04 · Database Indexing — Speed Up Read Query Performance

Foundations · Topic 4 of 4


What is an Index?

An index is a data structure that allows the database to find rows without scanning the entire table. Trading write overhead and storage for read speed.


How Indexes Work (B-Tree)

Most relational databases use a B-Tree index by default. See B-Tree vs LSM Tree for internals.

graph TD
    Root["Root: [50]"] --> L["Left: [10, 20, 30]"]
    Root --> R["Right: [60, 70, 80]"]
    L --> D1["Data Pages"]
    R --> D2["Data Pages"]

Index Types

Type Use Case Example
B-Tree Equality and range queries WHERE age > 30
Hash Exact equality only WHERE id = 42
GIN Full-text search, JSONB, arrays WHERE doc @@ 'keyword'
BRIN Very large sorted tables (time-series) WHERE created_at > '2024-01-01'
Composite Multi-column queries WHERE (user_id, created_at)
Covering Index-only scans INCLUDE (email)
Partial Filtered subset WHERE active = true

Index Design Rules

Column order matters for composite indexes

For (a, b, c) — queries on a, (a, b), and (a, b, c) use the index.

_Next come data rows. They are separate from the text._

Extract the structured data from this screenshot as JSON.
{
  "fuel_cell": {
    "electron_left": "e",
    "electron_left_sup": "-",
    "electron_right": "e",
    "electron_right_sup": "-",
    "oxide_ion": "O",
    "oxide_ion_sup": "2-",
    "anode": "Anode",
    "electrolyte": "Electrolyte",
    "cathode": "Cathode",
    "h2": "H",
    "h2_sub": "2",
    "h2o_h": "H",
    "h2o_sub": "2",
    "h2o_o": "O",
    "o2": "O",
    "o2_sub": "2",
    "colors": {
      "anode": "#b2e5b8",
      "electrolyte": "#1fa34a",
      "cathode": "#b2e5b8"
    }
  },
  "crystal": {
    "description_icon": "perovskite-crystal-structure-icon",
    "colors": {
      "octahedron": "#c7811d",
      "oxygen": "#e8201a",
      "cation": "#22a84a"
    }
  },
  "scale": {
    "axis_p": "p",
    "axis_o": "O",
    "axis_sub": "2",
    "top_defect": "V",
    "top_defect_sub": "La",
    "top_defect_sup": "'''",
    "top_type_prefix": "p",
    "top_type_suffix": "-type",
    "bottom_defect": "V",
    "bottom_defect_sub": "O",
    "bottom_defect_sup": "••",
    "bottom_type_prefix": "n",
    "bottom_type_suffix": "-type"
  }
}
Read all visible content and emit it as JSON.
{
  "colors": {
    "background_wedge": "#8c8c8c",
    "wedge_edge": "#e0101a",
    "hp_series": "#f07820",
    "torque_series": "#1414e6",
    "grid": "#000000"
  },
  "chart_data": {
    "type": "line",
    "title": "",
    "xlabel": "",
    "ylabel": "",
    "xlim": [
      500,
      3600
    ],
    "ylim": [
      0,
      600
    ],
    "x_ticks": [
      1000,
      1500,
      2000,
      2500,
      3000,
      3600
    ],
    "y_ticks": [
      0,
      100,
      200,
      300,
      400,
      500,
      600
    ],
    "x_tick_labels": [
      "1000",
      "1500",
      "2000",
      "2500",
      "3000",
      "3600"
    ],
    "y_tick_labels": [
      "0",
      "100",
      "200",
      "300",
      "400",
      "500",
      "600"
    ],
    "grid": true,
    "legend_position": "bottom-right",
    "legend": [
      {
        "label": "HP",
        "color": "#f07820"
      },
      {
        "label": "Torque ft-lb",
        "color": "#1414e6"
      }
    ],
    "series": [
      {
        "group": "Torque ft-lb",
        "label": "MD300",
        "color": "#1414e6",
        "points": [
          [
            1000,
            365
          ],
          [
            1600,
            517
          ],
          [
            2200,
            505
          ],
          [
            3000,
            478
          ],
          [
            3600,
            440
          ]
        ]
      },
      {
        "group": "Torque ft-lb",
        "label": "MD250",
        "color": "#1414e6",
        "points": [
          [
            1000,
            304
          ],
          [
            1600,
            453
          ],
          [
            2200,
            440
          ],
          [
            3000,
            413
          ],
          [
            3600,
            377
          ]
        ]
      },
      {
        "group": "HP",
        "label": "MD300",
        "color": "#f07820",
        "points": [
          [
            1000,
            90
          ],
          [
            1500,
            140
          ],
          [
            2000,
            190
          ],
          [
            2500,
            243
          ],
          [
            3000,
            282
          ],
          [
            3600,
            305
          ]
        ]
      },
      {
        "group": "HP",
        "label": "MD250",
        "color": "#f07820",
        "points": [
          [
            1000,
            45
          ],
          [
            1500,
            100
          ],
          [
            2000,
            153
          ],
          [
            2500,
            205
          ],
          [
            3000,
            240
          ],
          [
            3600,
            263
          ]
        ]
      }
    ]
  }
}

Queries on b alone do not.

-- ✅ Uses index (a, b)
SELECT * FROM orders WHERE user_id = 1 AND status = 'active';

-- ❌ Won't use index (a, b) — leading column missing
SELECT * FROM orders WHERE status = 'active';

Cloud Index Implementations

  • B-Tree (default), GIN, GiST, BRIN, Hash
  • EXPLAIN ANALYZE to verify index usage
  • Partial indexes: CREATE INDEX ON orders(user_id) WHERE status = 'active'
  • Secondary indexes stored as separate interleaved tables
  • INTERLEAVE IN PARENT for locality
  • Storing columns in index to avoid back-joins: STORING (email)
  • GSI (Global Secondary Index): different partition key, eventual consistency
  • LSI (Local Secondary Index): same partition key, different sort key, strongly consistent
  • Sparse indexes: only items with the attribute appear in the index
  • Primary index = partition key (hash ring distribution)
  • Secondary indexes: avoid on high-cardinality columns
  • Prefer materialized views or duplicate tables for different access patterns
  • B-Tree indexes, compound, text, geospatial, hashed
  • explain() to check index usage
  • Covered queries (all returned fields in index)
  • No traditional indexes — uses columnar storage + partition pruning + clustering
  • Partition by date/timestamp column; cluster by frequently filtered columns

Common Pitfalls

Too many indexes

Every index slows down writes. Audit with pg_stat_user_indexes (Postgres) for unused indexes.

Index on low-cardinality column

An index on a boolean column is rarely useful — the optimizer will prefer a full scan.